1. Field of the Invention
The present invention relates to an optical wavelength identification apparatus, and particularly relates to an optical wavelength identification apparatus, and an optical wavelength identification method, whereby optical wavelength identification error occurring along with temperature change can be accurately corrected.
2. Description of the Related Art
An environment which can reap the benefits of broadband Internet service is being implemented, due to the rapid spread of high-speed access networks employing a band of several to 100 Mbit/s or so, such as recent FTTH (Fiber to the Home), ADSL (Asymmetric Digital Subscriber Line), and so forth, and in order to correspond to increase of communication demand, with a backbone network (core network), extremely large capacity optical communication systems employing the wavelength multiplex technology are now under construction. On the other hand, with a connection portion between a metro network and a core network, the limit of electric switching capabilities still remains, and there is concern that that band bottleneck might occur at this portion. Accordingly, it is conceived as effective means to build new photonic network architecture for directly connecting between an access network and a core network at an optical region without providing an electric switch therebetween, and research and development are being actively pursued in various places.
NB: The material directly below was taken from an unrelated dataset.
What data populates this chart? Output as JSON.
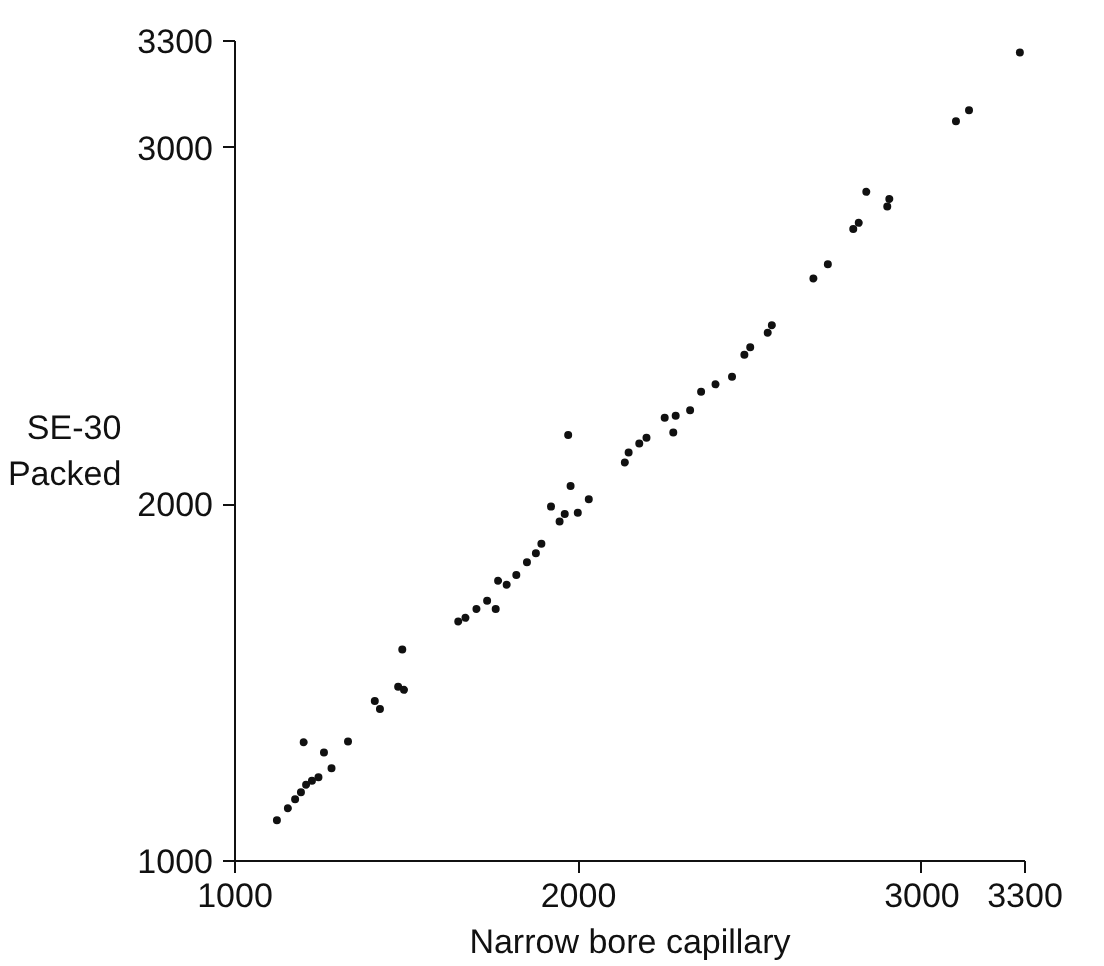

With these optical networks, technique for monitoring of multiple wavelength light components included in light signals and for detecting wavelengths thereof at optical nodes disposed in a core network, metro core network, metro access network, and so forth, is increasingly important.
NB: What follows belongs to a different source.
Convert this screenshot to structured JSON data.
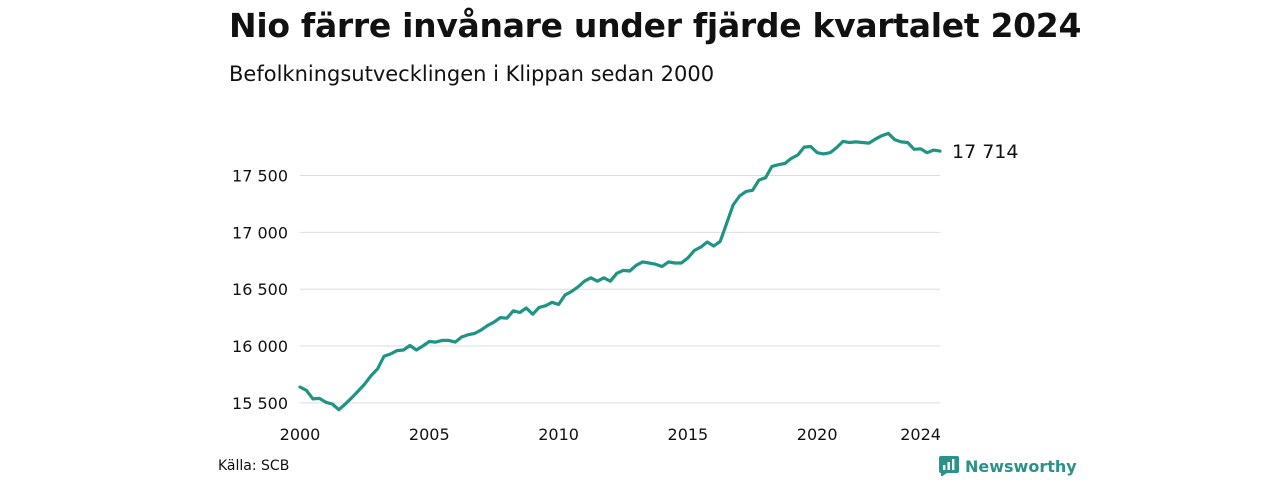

A configuration example of an optical wavelength detection system will be shown in FIG. 1.
With this configuration example, an optical diffraction device 100, a focusing lens 200, and light receiving means 300 are fixed on a board 400.
The optical diffraction device 100 disperses incident light into light components having multiple wavelengths included in the light thereof. The focusing lens 200 refracts the respective incident light components and focuses these upon the light receiving surface of the light receiving means 300. The light receiving means 300 detect, based on the incident position of the light receiving surface of each light component, the wavelength of the light component thereof. With the configuration example in FIG. 1, light components 40 focused from the focusing lens 200 (FIG. 1 illustrates the optical paths of three light components) are configured so as to temporally change the directions thereof at a reflection mirror 390 to perpendicularly enter the light receiving surface of the light receiving means 300. Here, the example shows a case of employing a PLC (Planner Lightwave Circuit) type spectral element serving as the optical diffraction device 100, and a PD (Photo Diode) array serving as the light receiving means 300.
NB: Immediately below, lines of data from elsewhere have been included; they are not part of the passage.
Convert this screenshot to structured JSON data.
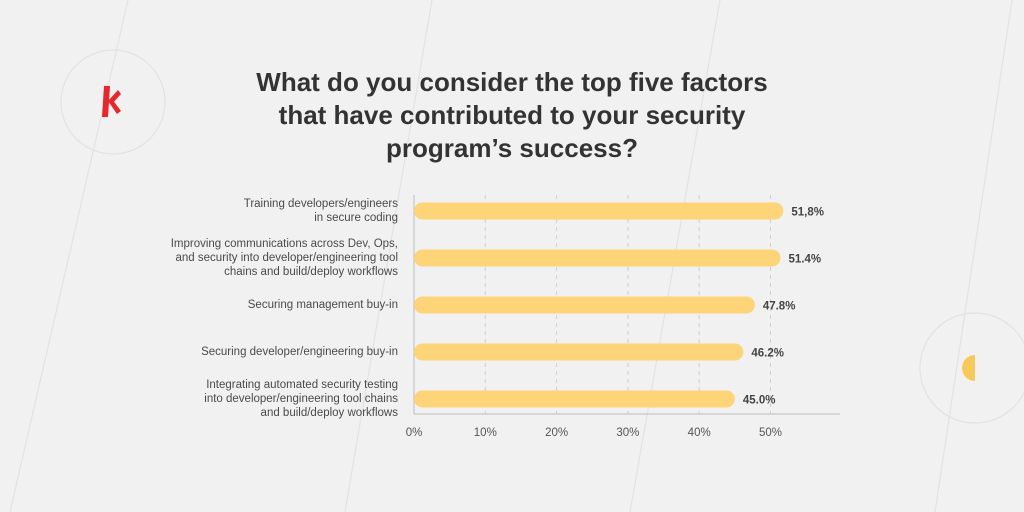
{
  "title_lines": [
    "What do you consider the top five factors",
    "that have contributed to your security",
    "program’s success?"
  ],
  "colors": {
    "background": "#f1f1f1",
    "bar": "#fdd477",
    "logo": "#e8262d",
    "accent_circle": "#f7c95a",
    "text": "#333333",
    "grid": "#cfcfcf",
    "deco_lines": "#e2e2e2"
  },
  "logo_icon": "red-bracket-logo-icon",
  "chart_data": {
    "type": "bar",
    "orientation": "horizontal",
    "title": "What do you consider the top five factors that have contributed to your security program’s success?",
    "categories": [
      [
        "Training developers/engineers",
        "in secure coding"
      ],
      [
        "Improving communications across Dev, Ops,",
        "and security into developer/engineering tool",
        "chains and build/deploy workflows"
      ],
      [
        "Securing management buy-in"
      ],
      [
        "Securing developer/engineering buy-in"
      ],
      [
        "Integrating automated security testing",
        "into developer/engineering tool chains",
        "and build/deploy workflows"
      ]
    ],
    "values": [
      51.8,
      51.4,
      47.8,
      46.2,
      45.0
    ],
    "value_labels": [
      "51,8%",
      "51.4%",
      "47.8%",
      "46.2%",
      "45.0%"
    ],
    "xticks": [
      "0%",
      "10%",
      "20%",
      "30%",
      "40%",
      "50%"
    ],
    "xtick_values": [
      0,
      10,
      20,
      30,
      40,
      50
    ],
    "xlim": [
      0,
      60
    ],
    "grid": "vertical dashed",
    "legend": "none"
  }
}
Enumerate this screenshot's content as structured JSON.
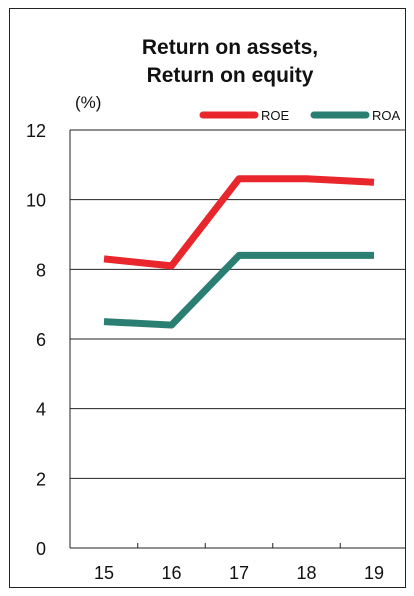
{
  "chart_data": {
    "type": "line",
    "title": [
      "Return on assets,",
      "Return on equity"
    ],
    "unit_label": "(%)",
    "categories": [
      "15",
      "16",
      "17",
      "18",
      "19"
    ],
    "ylim": [
      0,
      12
    ],
    "yticks": [
      0,
      2,
      4,
      6,
      8,
      10,
      12
    ],
    "grid": true,
    "legend_position": "top-right",
    "series": [
      {
        "name": "ROE",
        "color": "#e8262b",
        "values": [
          8.3,
          8.1,
          10.6,
          10.6,
          10.5
        ]
      },
      {
        "name": "ROA",
        "color": "#2a7e72",
        "values": [
          6.5,
          6.4,
          8.4,
          8.4,
          8.4
        ]
      }
    ]
  }
}
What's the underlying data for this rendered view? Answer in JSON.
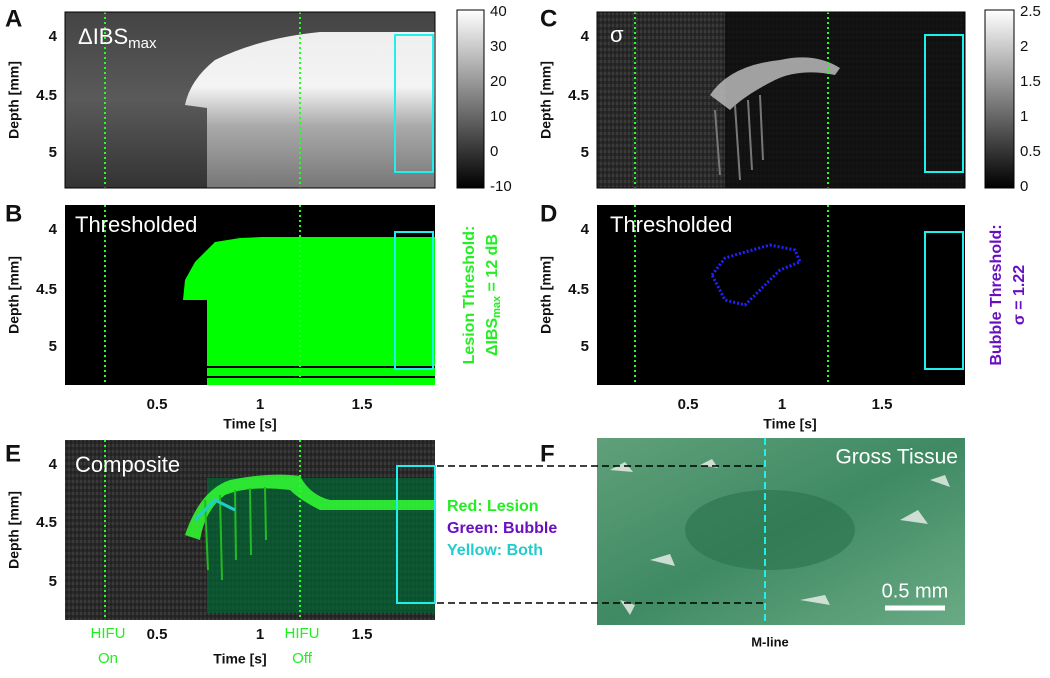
{
  "panels": {
    "A": {
      "letter": "A",
      "title": "ΔIBS",
      "title_sub": "max",
      "colorbar_ticks": [
        "40",
        "30",
        "20",
        "10",
        "0",
        "-10"
      ]
    },
    "B": {
      "letter": "B",
      "title": "Thresholded",
      "threshold_line1": "Lesion Threshold:",
      "threshold_main": "ΔIBS",
      "threshold_sub": "max",
      "threshold_rest": " = 12 dB"
    },
    "C": {
      "letter": "C",
      "title": "σ",
      "colorbar_ticks": [
        "2.5",
        "2",
        "1.5",
        "1",
        "0.5",
        "0"
      ]
    },
    "D": {
      "letter": "D",
      "title": "Thresholded",
      "threshold_line1": "Bubble Threshold:",
      "threshold_line2": "σ = 1.22"
    },
    "E": {
      "letter": "E",
      "title": "Composite",
      "hifu_on": [
        "HIFU",
        "On"
      ],
      "hifu_off": [
        "HIFU",
        "Off"
      ],
      "legend": [
        "Red: Lesion",
        "Green: Bubble",
        "Yellow: Both"
      ]
    },
    "F": {
      "letter": "F",
      "title": "Gross Tissue",
      "scale_bar": "0.5 mm",
      "m_line": "M-line"
    }
  },
  "depth_axis": {
    "label": "Depth [mm]",
    "ticks": [
      "4",
      "4.5",
      "5"
    ]
  },
  "time_axis": {
    "label": "Time [s]",
    "ticks": [
      "0.5",
      "1",
      "1.5"
    ]
  }
}
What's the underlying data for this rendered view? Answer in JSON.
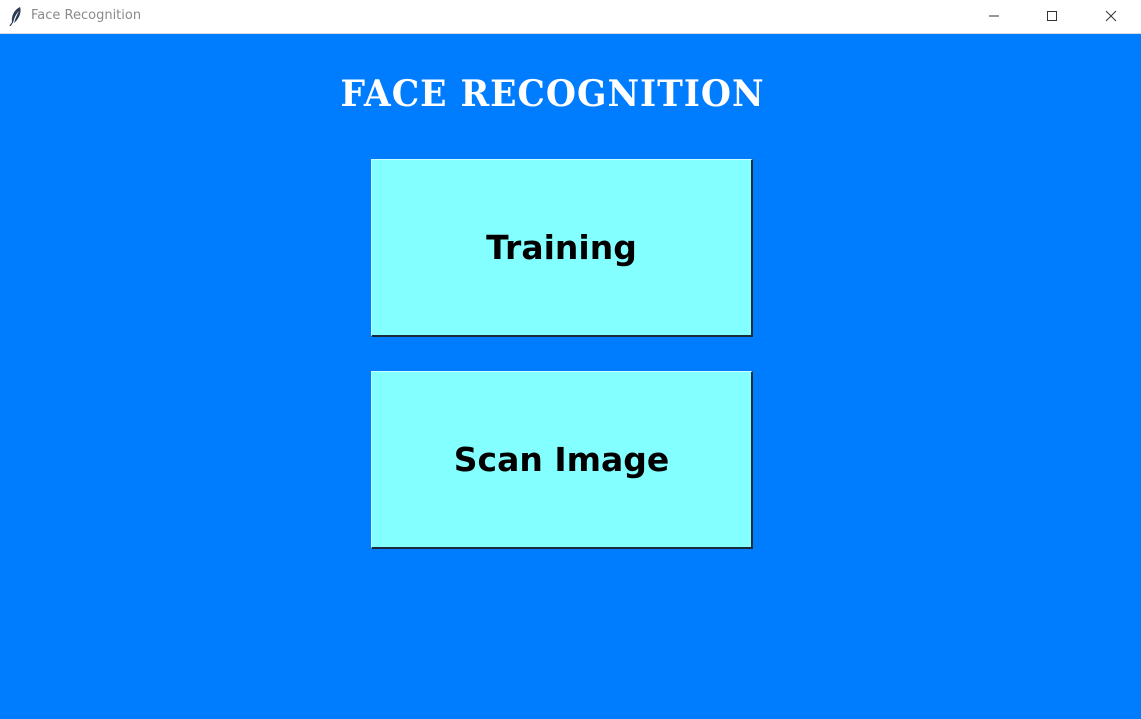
{
  "window": {
    "title": "Face Recognition",
    "app_icon": "feather-icon",
    "controls": [
      "minimize-icon",
      "maximize-icon",
      "close-icon"
    ]
  },
  "main": {
    "heading": "Face Recognition",
    "buttons": {
      "training_label": "Training",
      "scan_label": "Scan Image"
    }
  },
  "colors": {
    "background": "#007cff",
    "button_fill": "#84ffff",
    "heading_text": "#ffffff",
    "button_text": "#000000"
  }
}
With the configuration such as FIG. 1, when temperature changes, along with the thermal expansion of the board, the distance between the optical diffraction device 100, the focusing lens 200, and the light receiving means 300, and the focal length of the focusing lens 200 change, and along therewith, the incident positions of the light components focused on the light receiving surface of the light receiving means change, so it is necessary to correct the change thereof.
As for a technology for correcting influence due to such temperature change, with an optical pickup, laser collimator apparatus, and so forth, a technology has been disclosed wherein the focal length change due to temperature is cancelled out by thermal expansion such as the casing of an optical part. Japanese Unexamined Patent Application Publication No. 63-264716 discloses a projection lens for compensating the change of the focal position due to temperature change, Japanese Unexamined Patent Application Publication No. 1-220234 discloses a technology for compensating the focal length change along with the temperature change of a collimator lens, and the relative position change between a light source and the collimator lens due to use of a compensating member, Japanese Unexamined Patent Application Publication No. 10-133087 discloses a technology for compensating the temperature change of the focal position of an optical system, Japanese Unexamined Patent Application Publication No. 2004-281033 discloses a technology for suppressing the amount of astigmatism due to the temperature change, and Japanese Unexamined Patent Application Publication No. 11-64757 discloses a technology for canceling out the change of the focal length due to temperature change.
As described above, with the conventional technologies, correction is made regarding the change caused by the expansion of the board material due to temperature change, and the focal length change of the focusing lens, but the expansion due to the temperature change of a PD array member for detecting light components is not taken into consideration. The conventional correction methods select a material for conforming the lens focal length change due to temperature, and the amount of change due to thermal expansion of the material of the board for fixing between the diffraction device and the focusing lens, and between the focusing lens and the PD array, or a material for approximating the lens focal length change to zero as much as possible, and also approximating the thermal expansion of the member to zero as much as possible. However, the thermal expansion of the PD array itself is not taken into consideration, and accordingly it has been difficult to completely suppress the identification errors of the optical wavelength due to temperature change.
With optical wavelength measurement, an optical wavelength selection switch, and so forth in an optical transmission network, high-precision wavelength identification is demanded, and a higher-precision wavelength identification method for also taking the expansion of the member itself making up the PD array into consideration is demanded.